Dr. Darja Djordjevic, Stanford University, on chatbots
Character.ai head of communications Chelsea Harrison said in an email that the company takes user safety seriously and added a protection to detect and prevent conversations about self harm and in some cases produce a pop-up to put people in touch with the National Suicide and Crisis Lifeline. She declined to comment on pending legislation but said the company welcomes working with lawmakers and regulators.
Alex Cardinell, founder of Nomi parent company Glimpse.ai, said in a written statement that Nomi is not for users under 18, that the company supports age restrictions that maintain user anonymity, and that his company takes the responsibility of creating helpful AI companions seriously. “We strongly condemn inappropriate usage of Nomi and continuously work to harden Nomi’s defenses against misuse,” he added.
Neither Nomi or Character.ai representatives responded to the results of the risk assessment.
By endorsing an age limit on companion bots, the risk assessment brings back to the fore the issue of age verification; an online age verification bill died in the California Legislature last year. EFF said in its letter that age verification “threatens the free speech and privacy of all users.” Djordjevic supports the practice, while a number of digital rights and civil liberties groups oppose it.
Common Sense advocates for laws such as one passed last year that bans smartphone notifications for kids late at night and during school hours, part of which was blocked in court earlier this year by a federal judge.
A study by researchers at Stanford’s School of Education lent support to the idea, put forward by companies like Replika, that companion bots can address the loneliness epidemic that’s become a public health crisis.
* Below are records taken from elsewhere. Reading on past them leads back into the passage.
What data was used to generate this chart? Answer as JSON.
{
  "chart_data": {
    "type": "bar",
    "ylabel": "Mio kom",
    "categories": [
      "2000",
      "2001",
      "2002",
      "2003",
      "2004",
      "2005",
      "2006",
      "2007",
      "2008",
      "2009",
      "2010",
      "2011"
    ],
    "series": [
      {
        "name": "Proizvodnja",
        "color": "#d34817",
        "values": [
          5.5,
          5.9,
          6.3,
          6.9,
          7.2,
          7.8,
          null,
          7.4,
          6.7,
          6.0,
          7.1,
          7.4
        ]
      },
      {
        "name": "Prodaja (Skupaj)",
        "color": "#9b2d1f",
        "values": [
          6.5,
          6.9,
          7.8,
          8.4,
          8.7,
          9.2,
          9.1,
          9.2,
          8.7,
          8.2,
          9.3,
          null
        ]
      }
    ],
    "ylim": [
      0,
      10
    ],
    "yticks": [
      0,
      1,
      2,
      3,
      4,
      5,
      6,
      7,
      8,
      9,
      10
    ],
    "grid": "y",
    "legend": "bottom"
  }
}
The assessment called the study limited because its subjects spent only one month using a Replika chatbot.
“There are long-term risks we simply haven’t had enough time to understand yet,” the risk assessment reads.
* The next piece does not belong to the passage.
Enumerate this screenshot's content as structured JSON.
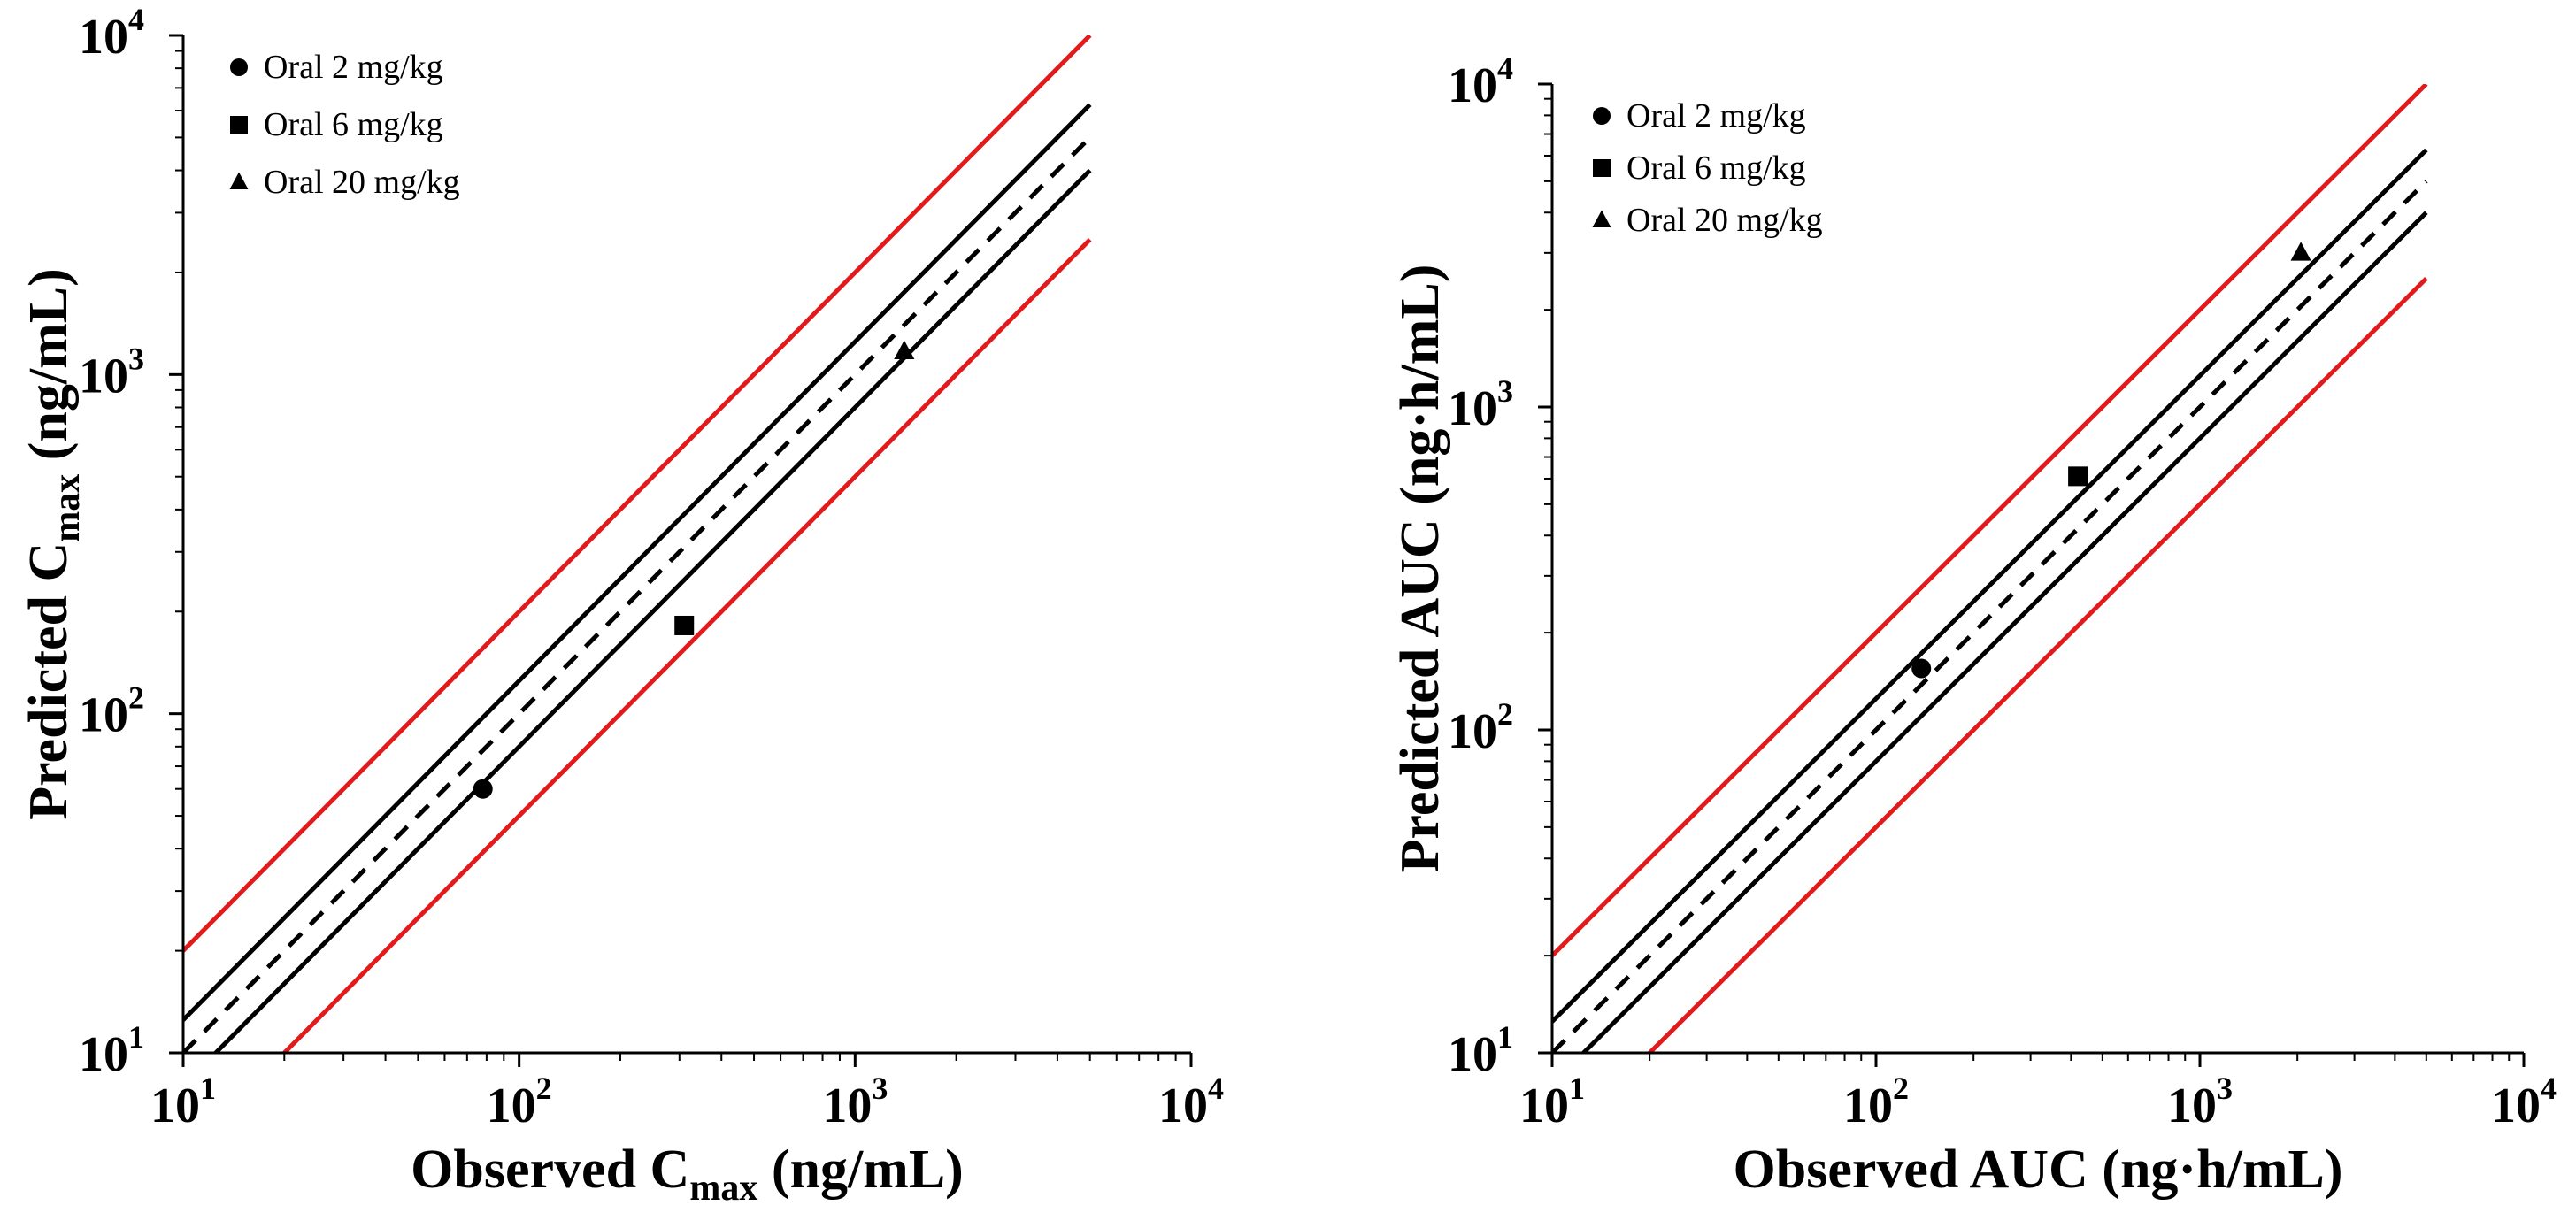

Prior assessments by Common Sense found that 7 in 10 teens already use generative AI tools including companion bots, that companion bots can encourage kids to drop out of high school or run away from home, and, in 2023, that Snapchat’s My AI talks to kids about drugs and alcohol. Snapchat said at the time that My AI is optional, designed with safety in mind, and that parents can monitor usage through tools it provides. The Wall Street Journal reported just last week that, in its tests, Meta chatbots would engage in sexual conversations with minors, and a 404 Media story out this week found that Instagram chatbots lie about being licensed therapists.
MIT Tech Review reported in February that an AI girlfriend repeatedly told a man to kill himself.
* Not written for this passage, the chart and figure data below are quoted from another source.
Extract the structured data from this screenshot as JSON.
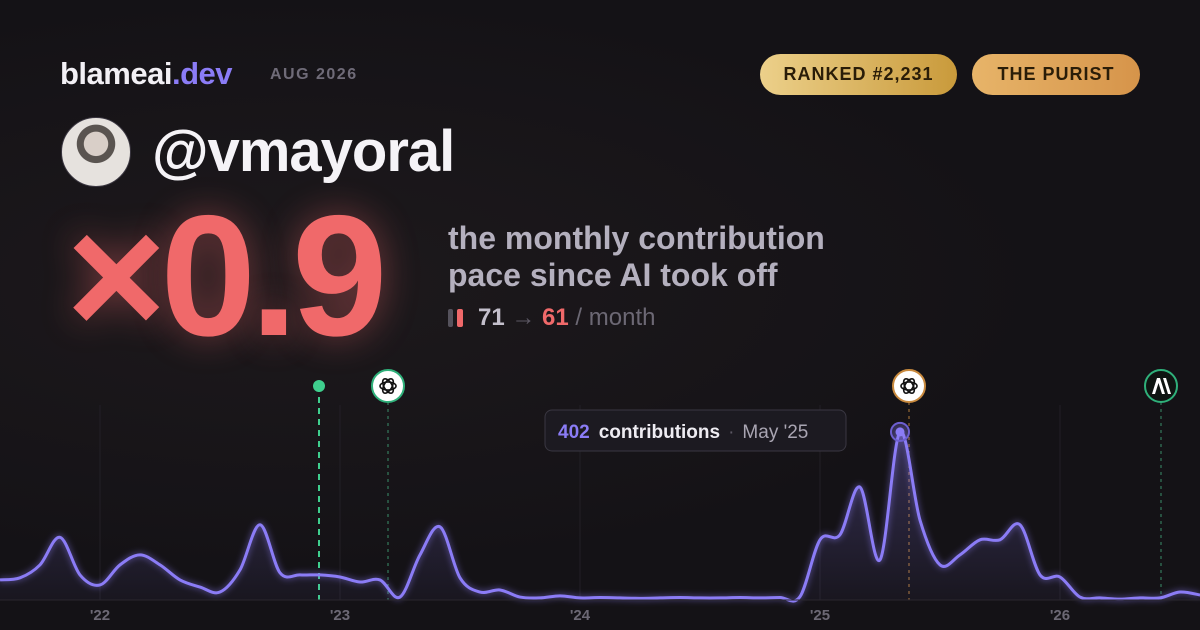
{
  "header": {
    "brand": "blameai",
    "brand_suffix": ".dev",
    "date": "AUG 2026",
    "badges": [
      "RANKED #2,231",
      "THE PURIST"
    ],
    "username": "@vmayoral",
    "multiplier": "×0.9",
    "description": [
      "the monthly contribution",
      "pace since AI took off"
    ],
    "pace_before": 71,
    "arrow": "→",
    "pace_after": 61,
    "pace_unit": "/ month"
  },
  "chart_data": {
    "type": "area",
    "categories": [
      null,
      null,
      null,
      null,
      null,
      "'22",
      null,
      null,
      null,
      null,
      null,
      null,
      null,
      null,
      null,
      null,
      null,
      "'23",
      null,
      null,
      null,
      null,
      null,
      null,
      null,
      null,
      null,
      null,
      null,
      "'24",
      null,
      null,
      null,
      null,
      null,
      null,
      null,
      null,
      null,
      null,
      null,
      "'25",
      null,
      null,
      null,
      null,
      null,
      null,
      null,
      null,
      null,
      null,
      null,
      "'26",
      null,
      null,
      null,
      null,
      null,
      null,
      null
    ],
    "series": [
      {
        "color": "#8b7cf6",
        "values": [
          48,
          53,
          84,
          150,
          60,
          36,
          84,
          108,
          84,
          48,
          31,
          19,
          72,
          180,
          65,
          60,
          60,
          55,
          43,
          48,
          7,
          108,
          175,
          53,
          19,
          24,
          7,
          5,
          10,
          5,
          6,
          5,
          4,
          5,
          6,
          5,
          5,
          6,
          5,
          6,
          8,
          144,
          156,
          270,
          96,
          402,
          191,
          84,
          108,
          144,
          144,
          180,
          60,
          55,
          7,
          5,
          2,
          5,
          5,
          19,
          12
        ]
      }
    ],
    "ylim": [
      0,
      420
    ],
    "tooltip": {
      "index": 45,
      "label": "contributions",
      "date": "May '25"
    }
  }
}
Djordjevic said the liberatory power of total free speech should be measured against our desire to protect the sanctity of the development process of an adolescent with a developing brain.
“I think we can all agree we want to prevent child and adolescent suicide, and there has to be a risk benefit analysis in medicine and society,” she said. “So if universal right to health is something we hold dear then we need to be thinking seriously about the guardrails that are in place with things like Character.ai to prevent something like that from happening again.”